Venezuelan President Hugo Chavez intends to inject new urgency into his socialist, anti-imperialist revolution because, he says, there is clear evidence that “capitalism is destroying the world.”
In a combative 60-minute interview with the BBC Hardtalk program in Caracas that was to air last night, Chavez blamed Venezuela’s deepening recession on the irresponsible economic policies of the US and expressed disappointment with US President Barack Obama’s “very negative signals” toward Latin America.
“I wish Obama would focus on governing the United States and would forget his country’s imperialist pretensions,” the 55-year-old leader said.
Chavez rarely grants extended interviews to the Western media. This one was arranged to coincide with the Caracas premiere of Oliver Stone’s new documentary, South of the Border. The film portrays a Latin America being transformed by leftist radicalism. The leaders of Brazil, Argentina, Bolivia and Ecuador all get walk-on parts, but it is their Venezuelan counterpart who has the starring role. Stone and Chavez shared a limousine to the red carpet launch.
“What’s being going on in Venezuela for the last 10 years is amazing. The least I can do is introduce this man and this movement to the American people,” said Stone, Chavez beaming by his side.
Whether many Venezuelans will ever see the film remains unclear. The premiere was full of Socialist party bigwigs and activists who hooted with delight as their president was seen adopting the mantle of a 21st-century Castro. But no amount of support from a maverick US filmmaker can disguise a simple truth; domestic support for Chavez’s “Bolivarian socialism” is being sorely tested by a second consecutive year of recession.
Venezuela possesses the biggest oil reserves outside the Middle East and supplies more than one-tenth of US oil imports, but still the economy has woefully underperformed others in Latin American. Inflation is at 30 percent and seems likely to rise further. The bolivar has been devalued and is still sinking. In the capital’s sprawling barrios jobs are scarce and Chavez’s party is looking electorally vulnerable just three months before parliamentary elections.
He blamed the economic woes on the US’ “rampant, irresponsible capitalism” that was taking the world “on the road to hell.”
“In England and in Europe you should know this,” he said. “You have more problems than we do.”
Chavez quoted a stream of statistics to illustrate his claim that his 11 years in power had “begun to redress the balance between a very rich Venezuelan minority and a very poor majority” — unemployment halved, extreme poverty down from 25 percent to 5 percent.
Domestic critics of his nationalization program — which has turned the oil, power and agriculture sectors into vast state bureaucracies — accuse him of creating a “Bolivarian bourgeoisie” of corrupt officials and cronies. But Chavez emphasized he intended to go further with his socialist model. Privately owned enterprises are now being expropriated with increasing frequency.
“Eleven years ago I was quite gullible,” he said. “I thought it was possible to put a human face on capitalism, but I was wrong. The only way to save the world is through socialism, but a socialism that exists within a democracy; there’s no dictatorship here.”

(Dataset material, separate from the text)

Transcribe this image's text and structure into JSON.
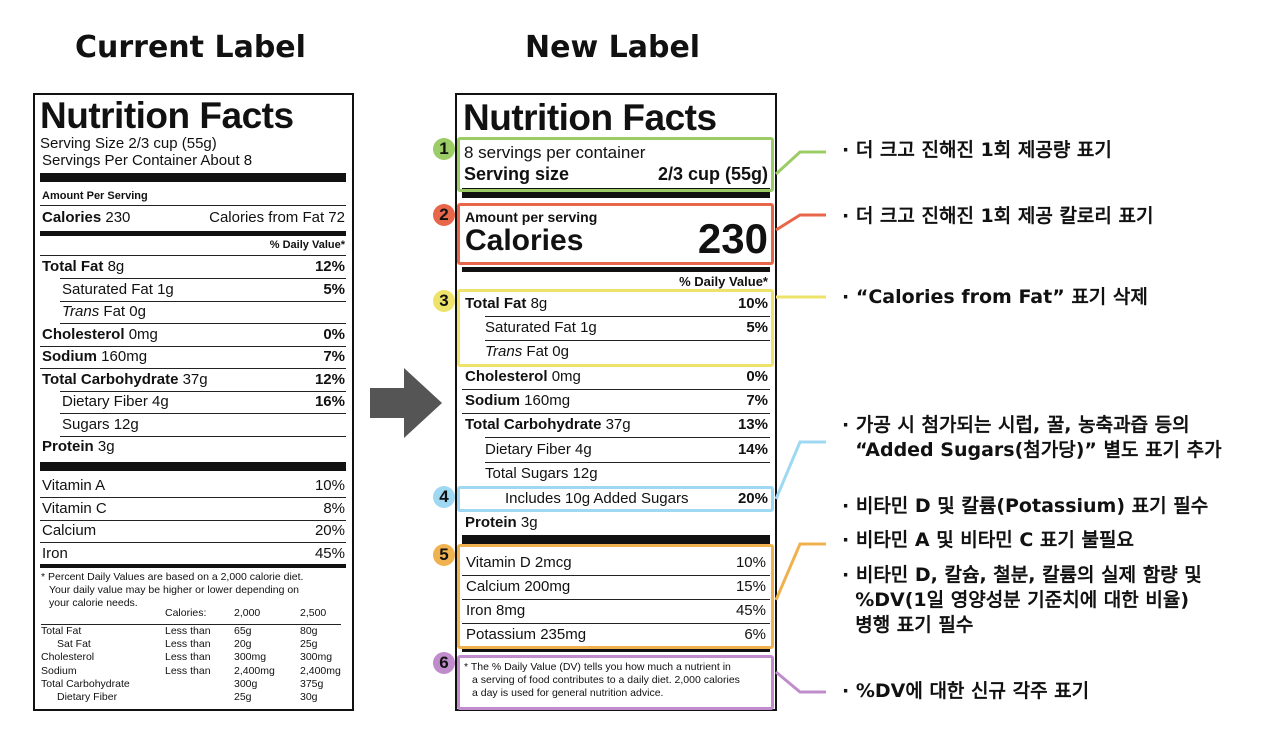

However, a crackdown on opposition was highlighted this month with an arrest warrant issued for the owner of the TV channel Globovision, which takes a critical line against Chavez. Guillermo Zuloaga has since gone into hiding.
During the interview Chavez became visibly agitated when questioned about his government’s respect for an independent judiciary, freedom of the press and the rights of political opponents.
Chavez claimed Venezuela’s press was “100 times more free than that in the US,” but when challenged over the suspension of the privately run RCTV, ostensibly for failing to abide by a legal requirement to air his numerous addresses to the nation, he again went on the attack.
“Another lie of yours. You’re a great compiler of lies. Where did you get these huge lies from?” he said.
Chavez refused to say whether he would seek another term in elections scheduled for 2012. Though few doubt that he will, having pushed through the abolition of term-limits.
“[Former Cuban president] Fidel [Castro] has spent his whole life on his [revolution],” Chavez said. “Whatever life I have left I will dedicate to this peaceful democratic revolution in Venezuela.”